I really wish, to this day, I could see what Polybius actually looked like, running. The most the arcade owner said was that it was 'confusing'. There were abstract shapes, apparently, and they moved around, and it wasn't obvious how to play whatever game it was supposed to be. He told me, when I asked, that even if it could still work, I wouldn't enjoy it. Nobody seemed to. So, boring, confusing gameplay.
But still, because of all the hype and paranoid crap about it - I wish I could have seen it run. Just because.
I really liked that little arcade. It was interesting... sometimes.
That JDR played a game called "Gridlee" is an interesting claim in its own right, as Gridlee was only ever released on a single prototype test cabinet.
Jenni also claims to have seen trashcans full of free 2600 carts and store owners paying people to take them during the supposed video game crash of '83 that a dead, better tranny debunked.
Come to think of it, something more amazing than Polybius was the Great Video Game Crash of 1983. The console market collapsed, with cartridges for the Atari 2600 being overproduced to an unimaginable level.
I remember one store that had large green plastic garbage containers filled to overflowing with 2600 carts in boxes, just spilling out onto the sidewalk.
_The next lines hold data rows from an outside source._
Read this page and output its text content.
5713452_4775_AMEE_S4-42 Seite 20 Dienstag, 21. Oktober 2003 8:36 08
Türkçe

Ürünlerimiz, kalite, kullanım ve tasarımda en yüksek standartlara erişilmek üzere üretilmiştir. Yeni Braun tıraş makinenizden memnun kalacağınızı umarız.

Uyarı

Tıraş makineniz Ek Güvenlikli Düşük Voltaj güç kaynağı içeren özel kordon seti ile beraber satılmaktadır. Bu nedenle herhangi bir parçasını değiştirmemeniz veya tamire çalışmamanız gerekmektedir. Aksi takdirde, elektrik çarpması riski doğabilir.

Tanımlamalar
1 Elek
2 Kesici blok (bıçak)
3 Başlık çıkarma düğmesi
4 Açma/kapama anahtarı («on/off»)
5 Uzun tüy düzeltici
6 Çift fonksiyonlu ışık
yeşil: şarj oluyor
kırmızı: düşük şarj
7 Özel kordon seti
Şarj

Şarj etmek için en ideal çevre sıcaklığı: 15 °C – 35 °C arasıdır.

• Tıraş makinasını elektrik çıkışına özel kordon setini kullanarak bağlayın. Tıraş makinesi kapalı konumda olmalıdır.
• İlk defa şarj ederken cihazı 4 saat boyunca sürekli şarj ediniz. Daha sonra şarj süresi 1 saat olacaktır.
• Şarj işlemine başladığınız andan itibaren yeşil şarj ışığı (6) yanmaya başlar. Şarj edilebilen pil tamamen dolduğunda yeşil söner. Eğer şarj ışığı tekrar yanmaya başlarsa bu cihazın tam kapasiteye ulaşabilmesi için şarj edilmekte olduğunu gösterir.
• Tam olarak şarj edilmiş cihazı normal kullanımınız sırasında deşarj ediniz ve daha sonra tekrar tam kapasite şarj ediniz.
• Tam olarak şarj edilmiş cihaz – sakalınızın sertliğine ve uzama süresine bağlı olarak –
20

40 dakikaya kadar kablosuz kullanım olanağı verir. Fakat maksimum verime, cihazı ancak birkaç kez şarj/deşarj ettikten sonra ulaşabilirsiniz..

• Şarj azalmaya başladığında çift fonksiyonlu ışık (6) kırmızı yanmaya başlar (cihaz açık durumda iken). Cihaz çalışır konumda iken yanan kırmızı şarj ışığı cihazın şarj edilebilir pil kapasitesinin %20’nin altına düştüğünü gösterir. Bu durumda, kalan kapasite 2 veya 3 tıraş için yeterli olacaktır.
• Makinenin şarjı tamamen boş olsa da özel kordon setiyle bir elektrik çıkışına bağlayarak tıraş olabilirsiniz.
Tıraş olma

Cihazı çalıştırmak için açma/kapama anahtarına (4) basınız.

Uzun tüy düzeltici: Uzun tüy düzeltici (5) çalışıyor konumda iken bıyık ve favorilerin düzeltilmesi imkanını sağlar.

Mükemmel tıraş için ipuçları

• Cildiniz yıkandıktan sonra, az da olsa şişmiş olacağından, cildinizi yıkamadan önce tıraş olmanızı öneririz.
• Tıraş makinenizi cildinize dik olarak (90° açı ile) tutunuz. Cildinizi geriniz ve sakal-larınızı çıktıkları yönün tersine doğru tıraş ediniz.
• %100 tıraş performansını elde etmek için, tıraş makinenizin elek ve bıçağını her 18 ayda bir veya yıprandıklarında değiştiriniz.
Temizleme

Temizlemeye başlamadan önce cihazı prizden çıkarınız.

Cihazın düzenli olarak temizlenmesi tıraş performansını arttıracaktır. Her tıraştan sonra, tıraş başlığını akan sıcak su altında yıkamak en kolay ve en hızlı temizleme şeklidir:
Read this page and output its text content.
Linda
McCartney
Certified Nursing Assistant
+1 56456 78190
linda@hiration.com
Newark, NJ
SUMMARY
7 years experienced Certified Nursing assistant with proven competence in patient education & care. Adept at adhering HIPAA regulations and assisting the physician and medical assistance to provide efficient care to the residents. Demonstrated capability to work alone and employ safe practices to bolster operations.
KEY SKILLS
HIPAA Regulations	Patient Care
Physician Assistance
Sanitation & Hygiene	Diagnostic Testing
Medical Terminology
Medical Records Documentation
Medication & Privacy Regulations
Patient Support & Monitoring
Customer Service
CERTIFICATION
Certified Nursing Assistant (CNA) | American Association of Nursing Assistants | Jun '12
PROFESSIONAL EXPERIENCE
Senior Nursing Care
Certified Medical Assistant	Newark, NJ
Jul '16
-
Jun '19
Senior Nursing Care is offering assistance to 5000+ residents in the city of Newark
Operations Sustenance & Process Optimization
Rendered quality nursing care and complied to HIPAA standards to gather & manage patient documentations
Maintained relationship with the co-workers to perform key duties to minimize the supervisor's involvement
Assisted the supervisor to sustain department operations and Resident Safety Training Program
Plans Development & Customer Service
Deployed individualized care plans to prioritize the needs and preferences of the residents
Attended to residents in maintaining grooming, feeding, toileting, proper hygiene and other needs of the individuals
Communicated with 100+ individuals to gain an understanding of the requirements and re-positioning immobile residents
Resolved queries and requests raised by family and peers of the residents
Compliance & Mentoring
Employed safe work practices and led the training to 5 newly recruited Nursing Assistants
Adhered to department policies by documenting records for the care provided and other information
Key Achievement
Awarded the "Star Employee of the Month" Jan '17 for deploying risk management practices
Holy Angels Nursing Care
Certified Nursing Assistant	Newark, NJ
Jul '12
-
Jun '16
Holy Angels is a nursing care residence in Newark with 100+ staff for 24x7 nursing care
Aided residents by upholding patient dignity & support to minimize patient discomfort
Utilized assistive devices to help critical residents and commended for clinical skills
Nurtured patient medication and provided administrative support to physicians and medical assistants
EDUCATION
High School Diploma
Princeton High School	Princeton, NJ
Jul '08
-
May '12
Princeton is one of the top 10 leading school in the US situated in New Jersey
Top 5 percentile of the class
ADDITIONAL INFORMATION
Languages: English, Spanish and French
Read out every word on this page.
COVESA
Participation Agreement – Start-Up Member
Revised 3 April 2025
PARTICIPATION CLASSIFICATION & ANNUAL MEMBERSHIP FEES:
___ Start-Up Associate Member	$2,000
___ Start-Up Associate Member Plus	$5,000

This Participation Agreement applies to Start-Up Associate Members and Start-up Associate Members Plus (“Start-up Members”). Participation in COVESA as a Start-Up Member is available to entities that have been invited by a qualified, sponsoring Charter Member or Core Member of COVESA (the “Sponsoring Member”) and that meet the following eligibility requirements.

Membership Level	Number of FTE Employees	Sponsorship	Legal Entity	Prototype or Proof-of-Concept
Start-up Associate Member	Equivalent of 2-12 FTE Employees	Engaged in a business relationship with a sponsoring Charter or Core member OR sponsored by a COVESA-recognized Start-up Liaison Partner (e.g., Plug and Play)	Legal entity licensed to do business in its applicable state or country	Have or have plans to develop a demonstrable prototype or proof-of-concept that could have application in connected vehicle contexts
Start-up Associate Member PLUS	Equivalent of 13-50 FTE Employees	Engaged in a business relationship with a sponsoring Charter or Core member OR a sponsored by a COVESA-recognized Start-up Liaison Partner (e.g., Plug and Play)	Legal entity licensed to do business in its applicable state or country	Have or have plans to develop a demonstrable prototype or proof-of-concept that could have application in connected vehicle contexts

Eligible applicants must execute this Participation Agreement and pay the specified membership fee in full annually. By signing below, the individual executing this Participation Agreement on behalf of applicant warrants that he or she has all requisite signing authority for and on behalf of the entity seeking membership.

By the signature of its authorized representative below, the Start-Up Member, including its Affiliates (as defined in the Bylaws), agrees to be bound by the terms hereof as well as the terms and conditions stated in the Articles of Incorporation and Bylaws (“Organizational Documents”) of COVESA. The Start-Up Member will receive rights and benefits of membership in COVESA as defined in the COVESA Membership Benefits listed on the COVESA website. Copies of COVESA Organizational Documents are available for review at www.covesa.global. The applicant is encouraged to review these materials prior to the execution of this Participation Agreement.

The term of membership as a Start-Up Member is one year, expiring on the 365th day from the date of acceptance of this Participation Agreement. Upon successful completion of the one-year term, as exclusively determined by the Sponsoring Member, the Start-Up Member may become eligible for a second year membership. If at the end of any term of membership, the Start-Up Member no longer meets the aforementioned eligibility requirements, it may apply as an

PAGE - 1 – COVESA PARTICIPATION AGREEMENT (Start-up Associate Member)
Hastily scribbled signs had a scratched out 'Carts 1 Cent Each' text written over with 'FREE!'. They just wanted to not have to pay for disposing them. I remember searching through, and finding not even a single cart I wanted. I already owned the good games for my Colecovision (cheap 2600 alternative machine that played the same carts). I remember walking on, garbage can after can, and not one single cartridge I wanted to pocket and walk away with. It literally wasn't worth my effort to take a free video game cart. It would have been an inconvenience - I would have had to throw it away, and why should I bother?
In terms of collecting, though, I really should have grabbed an E.T. cart - they have become a collectors' item... but there was no way to know that at the time. It was a bad game. I saw an entire bin of just them.
That was just insane. One store even offered five bucks if you agreed to take an entire garbage can of the carts away. They were willing to pay you to take the carts away for them. That was one hell of a crash. You couldn't keep the bin, though. It was worth more than the carts inside.
It was an amazing and volatile time.